House of Representatives

Taxation Laws Amendment Bill (No. 2) 1996

Explanatory Memorandum

(Circulated by the authority of the Treasurer,the Hon Peter Costello, MP)

Chapter 1 - Offshore banking units

Overview

1.1 The amendments in Part 1 of Schedule 1 of the Bill will amend the Income Tax Assessment Act 1936 (the Act) to:

extend the scope of the offshore banking unit (OBU) concessional tax regime;
exempt, from interest withholding tax, gold fees paid by OBUs as part of gold borrowings; and
make a minor technical correction.

Summary of the amendments

Purpose of the amendments

1.2 The proposed amendments will:

permit OBUs undertaking funds management on behalf of offshore persons to more fully diversify their global portfolios by allowing investments in Australian assets, subject to a 10 per cent limit (by value) on the Australian asset component of each investment portfolio. However, the income earned from managing the Australian component of the portfolio will not be eligible for the concessional tax rate;
provide an exemption from interest withholding tax for gold fees paid by OBUs as part of gold borrowings;
provide greater flexibility in the dealings between companies within a group by allowing borrowing and lending in Australian currency between related OBUs; and
make it clear that where an OBU is entitled to claim a foreign tax credit because of the operation of a double tax treaty an income tax deduction is not also available for the foreign tax paid.

Date of effect

1.3 The proposed amendments will apply from the commencement of an OBU's 1996-97 year of income. The interest withholding tax measure will apply to interest paid by an OBU during the 1996-97 and subsequent years of income.

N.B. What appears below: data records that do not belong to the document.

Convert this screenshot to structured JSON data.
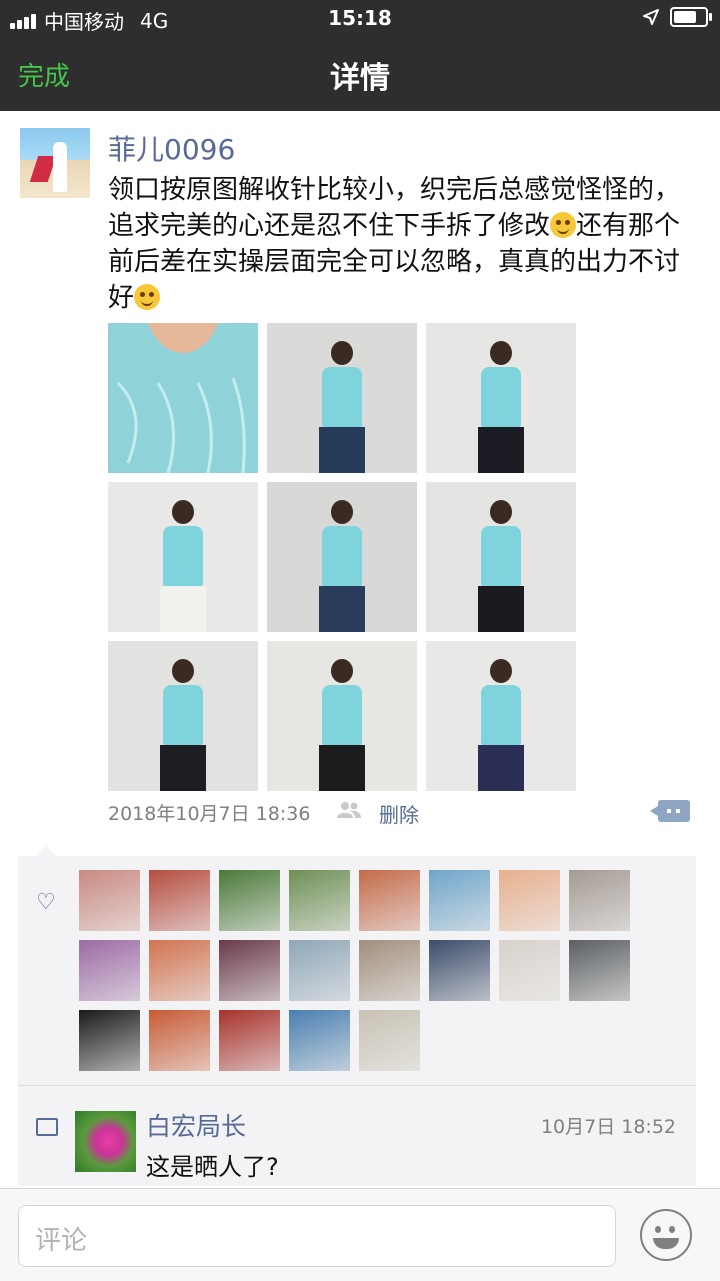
{
  "status_bar": {
    "carrier": "中国移动",
    "network": "4G",
    "time": "15:18",
    "battery_level": 0.85
  },
  "nav": {
    "back_label": "完成",
    "title": "详情"
  },
  "post": {
    "username": "菲儿0096",
    "text_part1": "领口按原图解收针比较小，织完后总感觉怪怪的，追求完美的心还是忍不住下手拆了修改",
    "text_part2": "还有那个前后差在实操层面完全可以忽略，真真的出力不讨好",
    "photos": [
      {
        "icon": "knit-closeup-photo"
      },
      {
        "icon": "overalls-photo"
      },
      {
        "icon": "polka-skirt-photo"
      },
      {
        "icon": "white-skirt-photo"
      },
      {
        "icon": "overalls-pose-photo"
      },
      {
        "icon": "polka-skirt-photo-2"
      },
      {
        "icon": "side-pose-photo"
      },
      {
        "icon": "front-pose-photo"
      },
      {
        "icon": "cardigan-photo"
      }
    ],
    "timestamp": "2018年10月7日 18:36",
    "delete_label": "删除"
  },
  "likes": {
    "count_shown": 21
  },
  "comments": [
    {
      "name": "白宏局长",
      "time": "10月7日 18:52",
      "text": "这是晒人了?"
    }
  ],
  "comment_bar": {
    "placeholder": "评论"
  },
  "colors": {
    "link": "#576b95",
    "accent_green": "#44c44a",
    "bar_bg": "#2e2e2e"
  }
}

Background to the legislation

What is an OBU?

1.4 The term offshore banking broadly refers to the intermediation by institutions operating in Australia of financial transactions between non-resident borrowers and non-resident lenders. It also includes the provision of financial services to non-residents in respect of transactions or business occurring outside Australia.

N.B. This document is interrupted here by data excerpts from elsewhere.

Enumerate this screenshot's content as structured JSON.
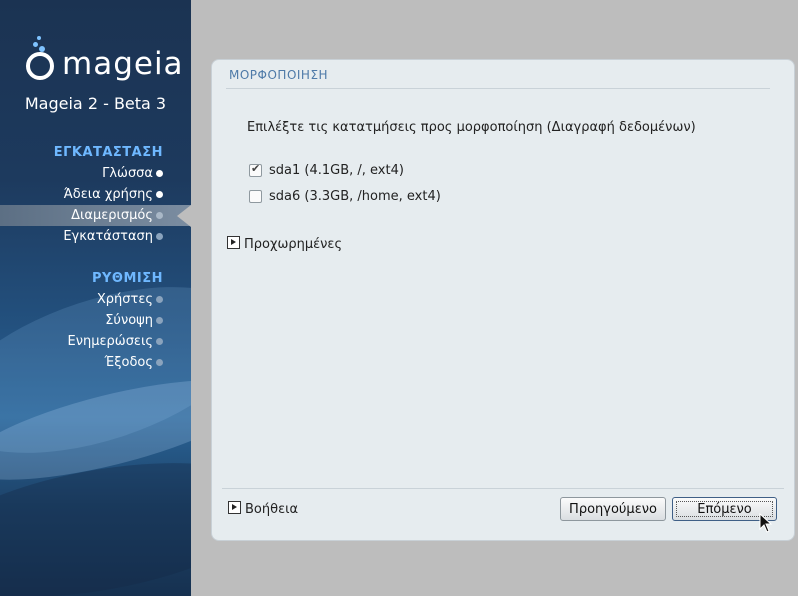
{
  "brand": {
    "logo_text": "mageia",
    "product": "Mageia 2 - Beta 3"
  },
  "sidebar": {
    "sections": [
      {
        "title": "ΕΓΚΑΤΑΣΤΑΣΗ",
        "items": [
          {
            "label": "Γλώσσα",
            "state": "done"
          },
          {
            "label": "Άδεια χρήσης",
            "state": "done"
          },
          {
            "label": "Διαμερισμός",
            "state": "active"
          },
          {
            "label": "Εγκατάσταση",
            "state": "pending"
          }
        ]
      },
      {
        "title": "ΡΥΘΜΙΣΗ",
        "items": [
          {
            "label": "Χρήστες",
            "state": "pending"
          },
          {
            "label": "Σύνοψη",
            "state": "pending"
          },
          {
            "label": "Ενημερώσεις",
            "state": "pending"
          },
          {
            "label": "Έξοδος",
            "state": "pending"
          }
        ]
      }
    ]
  },
  "panel": {
    "title": "ΜΟΡΦΟΠΟΙΗΣΗ",
    "prompt": "Επιλέξτε τις κατατμήσεις προς μορφοποίηση (Διαγραφή δεδομένων)",
    "partitions": [
      {
        "label": "sda1 (4.1GB, /, ext4)",
        "checked": true
      },
      {
        "label": "sda6 (3.3GB, /home, ext4)",
        "checked": false
      }
    ],
    "advanced_label": "Προχωρημένες",
    "help_label": "Βοήθεια",
    "prev_label": "Προηγούμενο",
    "next_label": "Επόμενο"
  },
  "colors": {
    "accent": "#4e7aa8",
    "section_title": "#6fb8ff",
    "panel_bg": "#e6ecef",
    "desktop_bg": "#bdbdbd"
  },
  "icons": {
    "checkmark": "check-icon",
    "expander": "triangle-right-icon",
    "cursor": "mouse-pointer-icon"
  }
}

1.5 Declaration as an OBU is confined to certain financial entities being authorised banks subject to the Banking Act 1959 , wholly owned subsidiaries of banks which are already registered as OBUs and State banks and other financial institutions that the Treasurer is satisfied are appropriately authorised to carry on business as dealers in foreign exchange.

1.6 Income derived by an OBU from 'OB activities' is effectively taxed at a concessional rate of 10 per cent. The meaning of an 'OB activity' is set out in sections 121D, 121E and 121EA of the Act. The proposed amendments impact on two of these activities. These are 'borrowing or lending activity' as defined in subsection 121D(2) and 'investment activity' as defined in subsection 121D(6).

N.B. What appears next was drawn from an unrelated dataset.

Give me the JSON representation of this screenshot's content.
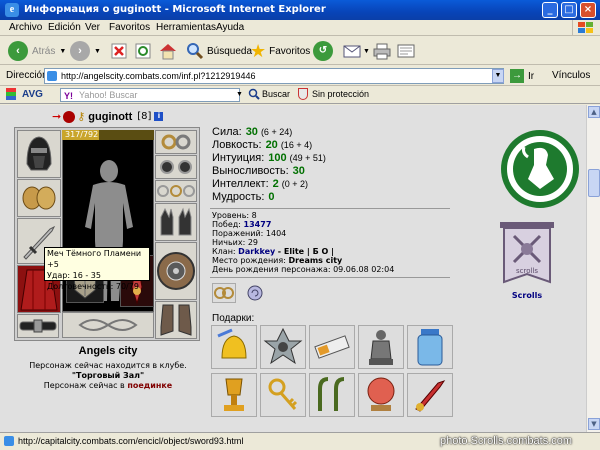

Investments in Australian assets

1.7 Under the current concessional tax regime for OBUs an 'investment activity' is the making or making and managing of investments (as a broker, an agent or a trustee) for non-residents, other than non-residents operating at or through a permanent establishment (for example, a branch) in Australia, if the investments are shares in non-resident companies, units in non-resident unit trusts, land and buildings outside Australia or other foreign assets. Investments cannot be made in Australian dollars. The fee income derived from making, or making and managing the investments is concessionally taxed.

1.8 Under current rules, OBUs that hold any component of Australian assets in their funds management portfolios do not qualify for the concessional tax rate for those activities. To allow OBUs to more fully diversify their global portfolios the Government has decided to allow OBUs undertaking funds management to invest in Australian assets on behalf of offshore persons (for example, non-residents), subject to a 10 per cent limit (by value) on the Australian asset component of each investment portfolio. However, the income earned from making and managing the Australian asset component of the portfolio will not be eligible for the concessional tax rate.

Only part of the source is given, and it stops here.